I expect it to be bad. Omega levels of bad. It has David Carradine in it, for fuck’s sake. No good ever comes of that. Or at least very rarely.
And now that I have it in my hot little hands, I’m both eager to watch it and a little apprehensive.
Q was one of the first videos I saw in the store when we bought our first VCR in 1984 when I was 13, a betamax. It was the official VCR of the 1984 Olympics, which given that most television production used beta even long after VHS swept the market, is kind of feasible. But when we walked in the store to buy the VCR, and rent some movies, I was transfixed by the very soft focus painting on the cover of Q, of a green snake like thing clutching a scantily dressed woman in one clawed foot (serpent?) on the top of a skyscraper I would later find out was meant to be the Chrysler Building.
I begged to rent that movie every week.
The issue wasn’t that it was horror. My folks let me rent and watch lots of horror. They weren’t quite “Let a five year old watch Texas Chainsaw Massacre“* levels of blasé about horror, but they did rent it for me for my 14th birthday, along with The Shining and one other completely forgettable horror movie, possibly from the Elvira Presents line of titles.
And it wasn’t the giant monster part, because I’d grown up on Godzilla movies. Mothra remains my favorite.
A lot of my folks’ rules around media were fairly arbitrary. I wasn’t allowed to listen to any bands with “dead” in their name, which included the Grateful Dead, the Dead Kennedys and the Dead Milkmen, while my mom would buy me just about any record on the PMRC’s hit list, like WASP’s Last Command. So, yeah, arbitrary and a little weird.
I mean, I got why I Spit On Your Grave was on the no list. It had a mostly naked woman covered in blood on the cover with a sexualized presentation. Honestly, asking for that one was part of a campaign of calculated de-escalation in which I attempted to get them to let me rent Q. It didn’t work, as I’m sure you guessed, and I probably wound up with another Elvira Presents, which were almost universally awful, but still fun.
I’m not sure which strange ass hang up my folks had that Q tripped, but in 33 years I have not seen that movie. For all I know it could have merely amused them to deny me something I really wanted to watch.
But now, I have it. And I think that while Ogre is running his gaming group, that I will be upstairs with popcorn and soda, watching what may well be in the running for worst movie I have ever seen.

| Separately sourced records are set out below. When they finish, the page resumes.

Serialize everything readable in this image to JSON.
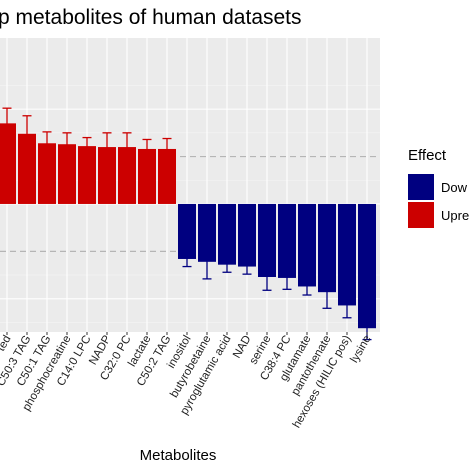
{
  "chart_data": {
    "type": "bar",
    "title": "p metabolites of human datasets",
    "xlabel": "Metabolites",
    "ylabel": "",
    "ylim": [
      -1.35,
      1.75
    ],
    "grid": true,
    "reference_lines": [
      0.5,
      -0.5
    ],
    "legend": {
      "title": "Effect",
      "placement": "right",
      "entries": [
        {
          "label": "Dow",
          "color": "#000080"
        },
        {
          "label": "Upre",
          "color": "#CC0000"
        }
      ]
    },
    "categories": [
      "ted",
      "C50:3 TAG",
      "C50:1 TAG",
      "phosphocreatine",
      "C14:0 LPC",
      "NADP",
      "C32:0 PC",
      "lactate",
      "C50:2 TAG",
      "inositol",
      "butyrobetaine",
      "pyroglutamic acid",
      "NAD",
      "serine",
      "C38:4 PC",
      "glutamate",
      "pantothenate",
      "hexoses (HILIC pos)",
      "lysine"
    ],
    "values": [
      0.85,
      0.74,
      0.64,
      0.63,
      0.61,
      0.6,
      0.6,
      0.58,
      0.58,
      -0.58,
      -0.61,
      -0.64,
      -0.66,
      -0.77,
      -0.78,
      -0.87,
      -0.93,
      -1.07,
      -1.31
    ],
    "errors": [
      0.16,
      0.19,
      0.12,
      0.12,
      0.09,
      0.15,
      0.15,
      0.1,
      0.11,
      0.08,
      0.18,
      0.08,
      0.08,
      0.14,
      0.12,
      0.09,
      0.17,
      0.13,
      0.12
    ],
    "effects": [
      "Upre",
      "Upre",
      "Upre",
      "Upre",
      "Upre",
      "Upre",
      "Upre",
      "Upre",
      "Upre",
      "Dow",
      "Dow",
      "Dow",
      "Dow",
      "Dow",
      "Dow",
      "Dow",
      "Dow",
      "Dow",
      "Dow"
    ]
  }
}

Although nothing will ever beat out Eversmile, NJ.
*Fun fact: The scariest moment of that movie for me was when Leatherface comes leaping out of the bushes with a running chainsaw, after having been silent. I was drinking Dr. Pepper out of a glass bottle, my friend jumped, bumped my arm, and chipped my tooth. As we all know, there’s is no “silent mode” on a chainsaw, and no one gets one started that quickly. No one.